Out now on newsstands, in grocery store checkout lanes, pharmacies, and pet stores nationwide, it’s the very first issue of Dogster, the print magazine! My article, “How Bad Are They Really? 19 Human Food Favorites You Sneak To Your Dog,” is a feature story! It’s on the flipping cover! How in the world did this happen?
I came up in academia, where the process of producing a piece takes years of writing and research, to say nothing of the time that elapses between submitting a manuscript and publication. For instance, the germ of my sole contribution to scholarly knowledge, an article on the friendship between James Boswell and Pascal Paoli in Boswell’s Journal of a Tour to Corsica, was a paper I gave at a conference in February 2010.
The final draft of my article was submitted that October, and was not published until October of 2013. And that’s nothing to the years of work and iterations of the topic that preceded the conference paper. Years of work, totally unpaid. When it was out, the journal that printed it wanted me to pay them to see the actual physical volume.
The process of normal periodical publication happens several orders of magnitude faster. Thanks to Vicky Walker, the Executive Editor of Dogster and Catster online, who passed my name along to the Senior Editorial Director of the print magazine, Mel Kauffman, I was approached about the assignment in mid-November. The task: to write about 21 human foods that people commonly feed their dogs. This was whittled down to 19. The deadline was 8 December. Writing for a magazine was a new experience for me, and I was simultaneously excited and terrified.
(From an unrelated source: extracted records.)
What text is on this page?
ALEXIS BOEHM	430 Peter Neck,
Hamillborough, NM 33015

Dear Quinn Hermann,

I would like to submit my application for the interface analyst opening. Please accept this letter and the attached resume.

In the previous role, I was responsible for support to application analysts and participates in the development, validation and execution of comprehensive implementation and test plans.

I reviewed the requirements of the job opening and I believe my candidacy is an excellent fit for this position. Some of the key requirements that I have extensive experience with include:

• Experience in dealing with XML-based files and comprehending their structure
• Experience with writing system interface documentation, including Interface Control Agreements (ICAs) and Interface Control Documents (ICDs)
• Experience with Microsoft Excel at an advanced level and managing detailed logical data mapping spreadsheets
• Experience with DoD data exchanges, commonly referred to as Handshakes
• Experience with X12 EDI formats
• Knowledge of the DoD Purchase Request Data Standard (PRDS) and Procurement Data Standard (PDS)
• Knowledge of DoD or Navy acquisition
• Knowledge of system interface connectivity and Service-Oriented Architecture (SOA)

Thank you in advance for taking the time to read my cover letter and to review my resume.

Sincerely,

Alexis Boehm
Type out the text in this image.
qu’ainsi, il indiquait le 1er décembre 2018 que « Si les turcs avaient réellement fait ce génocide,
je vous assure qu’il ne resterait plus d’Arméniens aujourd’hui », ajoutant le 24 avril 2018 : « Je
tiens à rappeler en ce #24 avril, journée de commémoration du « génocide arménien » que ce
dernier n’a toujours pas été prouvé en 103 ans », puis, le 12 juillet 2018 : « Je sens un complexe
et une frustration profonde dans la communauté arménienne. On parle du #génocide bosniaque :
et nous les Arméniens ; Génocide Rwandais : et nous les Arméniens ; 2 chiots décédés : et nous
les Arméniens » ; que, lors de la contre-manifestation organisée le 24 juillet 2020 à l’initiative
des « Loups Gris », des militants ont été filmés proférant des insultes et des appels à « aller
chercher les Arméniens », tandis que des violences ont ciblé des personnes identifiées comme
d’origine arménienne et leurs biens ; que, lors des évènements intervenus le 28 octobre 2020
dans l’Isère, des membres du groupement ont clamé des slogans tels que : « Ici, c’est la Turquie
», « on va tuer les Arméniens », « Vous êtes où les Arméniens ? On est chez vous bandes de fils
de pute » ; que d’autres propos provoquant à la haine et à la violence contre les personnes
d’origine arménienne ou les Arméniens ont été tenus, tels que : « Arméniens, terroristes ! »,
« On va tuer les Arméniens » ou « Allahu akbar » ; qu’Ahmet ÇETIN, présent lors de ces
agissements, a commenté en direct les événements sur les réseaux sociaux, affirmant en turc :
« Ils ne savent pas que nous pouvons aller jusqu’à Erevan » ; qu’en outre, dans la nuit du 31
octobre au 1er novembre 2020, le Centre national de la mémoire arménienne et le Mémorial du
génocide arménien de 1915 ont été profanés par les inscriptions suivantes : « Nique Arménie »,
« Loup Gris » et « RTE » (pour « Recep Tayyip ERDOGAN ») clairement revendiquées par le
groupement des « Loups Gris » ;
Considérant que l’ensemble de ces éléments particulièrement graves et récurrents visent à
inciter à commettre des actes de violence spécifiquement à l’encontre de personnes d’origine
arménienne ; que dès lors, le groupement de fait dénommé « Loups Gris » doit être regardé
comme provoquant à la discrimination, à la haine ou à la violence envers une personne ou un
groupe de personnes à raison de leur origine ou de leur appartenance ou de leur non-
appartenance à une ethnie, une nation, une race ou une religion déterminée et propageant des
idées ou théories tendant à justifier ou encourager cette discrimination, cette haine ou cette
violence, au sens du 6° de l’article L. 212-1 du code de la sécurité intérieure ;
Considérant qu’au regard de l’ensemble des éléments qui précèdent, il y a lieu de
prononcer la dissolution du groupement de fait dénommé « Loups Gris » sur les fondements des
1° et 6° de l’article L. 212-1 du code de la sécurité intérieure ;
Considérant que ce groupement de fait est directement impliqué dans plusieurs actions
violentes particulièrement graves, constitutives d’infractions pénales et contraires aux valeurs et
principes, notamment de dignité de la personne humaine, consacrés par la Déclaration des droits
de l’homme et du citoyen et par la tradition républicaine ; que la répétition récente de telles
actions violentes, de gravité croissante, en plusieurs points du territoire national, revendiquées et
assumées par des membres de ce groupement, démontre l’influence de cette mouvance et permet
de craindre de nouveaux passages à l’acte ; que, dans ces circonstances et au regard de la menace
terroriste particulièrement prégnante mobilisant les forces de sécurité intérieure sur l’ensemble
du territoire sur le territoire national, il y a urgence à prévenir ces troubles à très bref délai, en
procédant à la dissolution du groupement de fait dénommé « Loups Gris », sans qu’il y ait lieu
I’d never conducted a proper interview before. Unsurprising, since all of the people I wrote about in academia have been dead for a couple hundred years. Before I interviewed anyone, I talked with two of my favorite people, Anna Maltby and Mandy Oaklander, both of whom are legitimate periodical stars, people who were actually schooled and trained in journalism. These are folks who have written for Time and Cosmopolitan, among many other notable publications, both online and in print. They were extraordinarily generous with their time, expertise, and advice.
Writing is a laborious process for me; when I’m composing a piece for Dogster or Catster‘s web sites, say, on “Why Do Dogs Lick People?” or about “Cat Islands of the World,” it is typically a full day’s work for me. Research the topic. Think about what to write if the SEO doesn’t give me many clues as to structure. Draft 1000 words. Edit the piece. Locate, resize, upload, and caption the art. It takes anywhere from 6 to 8 hours per essay if I’m working quickly.
If it’s something I really want to get right and have it be a good piece of writing, according to my own impossibly high standards — like this one about The Adventures of Milo and Otis, or this, about cats in comic books — a single article can take three full days to produce. This one, on hairless cats that look like Peter Capaldi in Doctor Who…you don’t want to know how long that one took. I get paid the same amount per article regardless, but sometimes, the subject is so important to me, it’s more significant that I do it well than efficiently.
This is print, though. The pay rate was far, far higher than what I usually write for the internet; I thought the assignment, then, should get a proportional amount of attention. I worked at it off and on from the day I got the details through the due date. At the time, I assumed that the new Dogster print magazine would be a sister publication to Dog Fancy, which has been published since 1970, and is now owned by the same parent company. Fortunately, it wasn’t until a day or two before I submitted it — by which point the article was nearly complete — that I found out that Dogster was supplanting Dog Fancy, just as Catster was replacing Cat Fancy. I almost hyperventilated. No pressure! Just replacing an industry icon.
In any event, interviewing, transcribing interviews, researching 19 different food items, drafting, editing, and submitting took the time available for it. Lists are my least favorite things to write, mostly because the research for, say, a disease, is on one topic. Striving for accuracy on 19 different things, writing with a certain tone, and keeping it to 1000 words was difficult. After the first draft was submitted, my editor asked me to expand in certain areas, after which I was at around 1500 words. It makes a difference to the look of the article, which I realized only when I saw the .pdf of the article for a final edit.
That .pdf file, though! I gave my editor a file full of text, and what I got back looked like a proper magazine article. I was astounded and filled with joy at the sight of the mock-up. This was going to be a real thing; something people would see and read at a dentist’s office, pick up at the grocery store, or have delivered to their homes.
The experience of seeing the actual magazine when the preview issue arrived at my home a few weeks ago was even more overwhelming. I shared the collage of images from it at the top of this post on Instagram earlier this evening. Then it occurred to me…holy crap, my face and my dog’s face, to say nothing of the article itself, are on magazine racks across the country. The realization made my head spin a bit. The editorial and production staff have done such a marvelous job.
Dogster magazine is scheduled to come out every two months from here on out. If you’re interested, go to http://subscribe.dogfancy.com/ to subscribe! Pick it up wherever magazines are sold! A significant number of people have done their very best work to bring this into the world. It’s a gorgeous publication from cover to cover, and I’m very proud to have played a small part in its creation.